Question

The product of the last two digits of $ (1919)^{1919} $ is:

Hint:

When computing large powers modulo 100, use Euler's theorem to reduce the exponent and then compute the smaller power directly. This can simplify the calculations significantly.

Answer 1

Correct Answer: 63

Since \(1919 \equiv 19 \pmod{100}\), we consider \(19^{19} \pmod{100}\).
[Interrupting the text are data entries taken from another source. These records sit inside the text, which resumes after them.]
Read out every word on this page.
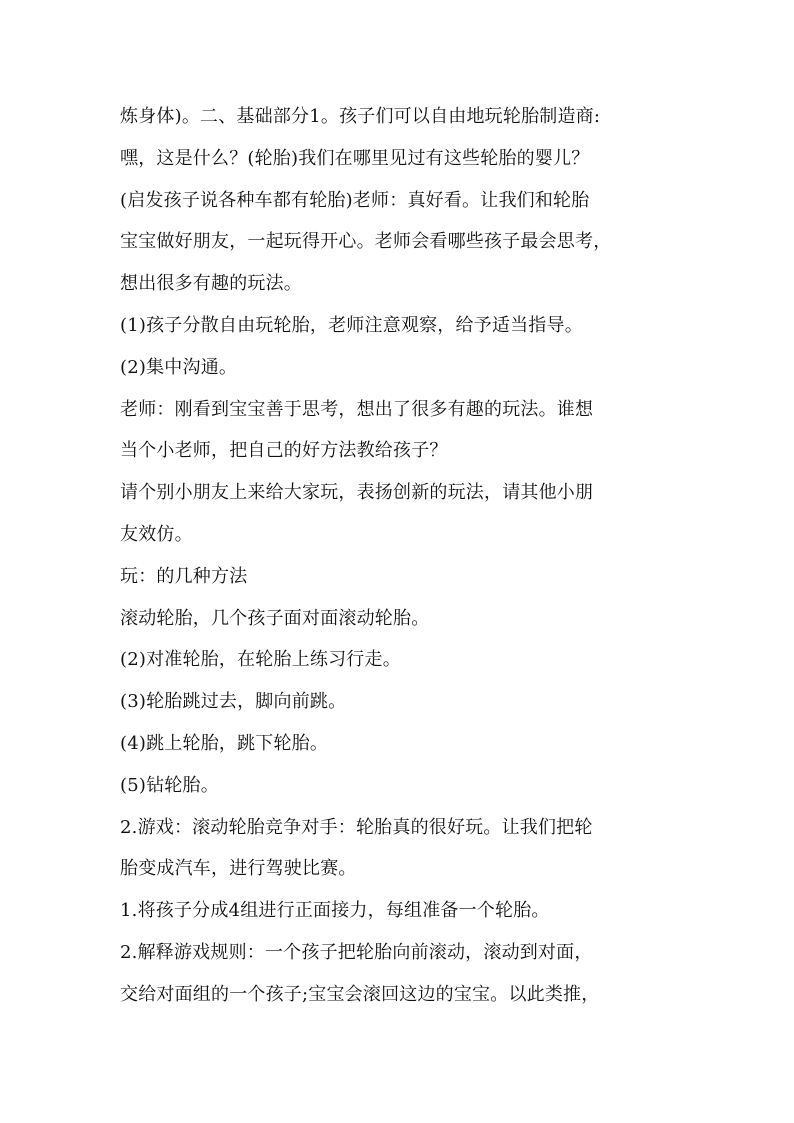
炼身体)。二、基础部分1。孩子们可以自由地玩轮胎制造商:
嘿，这是什么？(轮胎)我们在哪里见过有这些轮胎的婴儿？
(启发孩子说各种车都有轮胎)老师：真好看。让我们和轮胎
宝宝做好朋友，一起玩得开心。老师会看哪些孩子最会思考，
想出很多有趣的玩法。
(1)孩子分散自由玩轮胎，老师注意观察，给予适当指导。
(2)集中沟通。
老师：刚看到宝宝善于思考，想出了很多有趣的玩法。谁想
当个小老师，把自己的好方法教给孩子？
请个别小朋友上来给大家玩，表扬创新的玩法，请其他小朋
友效仿。
玩：的几种方法
滚动轮胎，几个孩子面对面滚动轮胎。
(2)对准轮胎，在轮胎上练习行走。
(3)轮胎跳过去，脚向前跳。
(4)跳上轮胎，跳下轮胎。
(5)钻轮胎。
2.游戏：滚动轮胎竞争对手：轮胎真的很好玩。让我们把轮
胎变成汽车，进行驾驶比赛。
1.将孩子分成4组进行正面接力，每组准备一个轮胎。
2.解释游戏规则：一个孩子把轮胎向前滚动，滚动到对面，
交给对面组的一个孩子;宝宝会滚回这边的宝宝。以此类推，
We can use Euler's totient theorem.
\(\phi(100) = \phi(2^2 \cdot 5^2) = 100 \cdot \left(1 - \frac{1}{2}\right) \cdot \left(1 - \frac{1}{5}\right) = 100 \cdot \frac{1}{2} \cdot \frac{4}{5} = 40\).

Since \(\gcd(19, 100) = 1\), by Euler's totient theorem, \(19^{40} \equiv 1 \pmod{100}\).
\(1919 = 40 \cdot 47 + 39\)
So, \(19^{1919} \equiv 19^{40 \cdot 47 + 39} \equiv (19^{40})^{47} \cdot 19^{39} \equiv 1^{47} \cdot 19^{39} \equiv 19^{39} \pmod{100}\).
Now we need to find \(19^{39} \pmod{100}\).
Note that \(19^2 = 361 \equiv 61 \pmod{100}\).
\(19^4 \equiv 61^2 \equiv 3721 \equiv 21 \pmod{100}\)
\(19^8 \equiv 21^2 \equiv 441 \equiv 41 \pmod{100}\)
\(19^{16} \equiv 41^2 \equiv 1681 \equiv 81 \pmod{100}\)
\(19^{32} \equiv 81^2 \equiv 6561 \equiv 61 \pmod{100}\)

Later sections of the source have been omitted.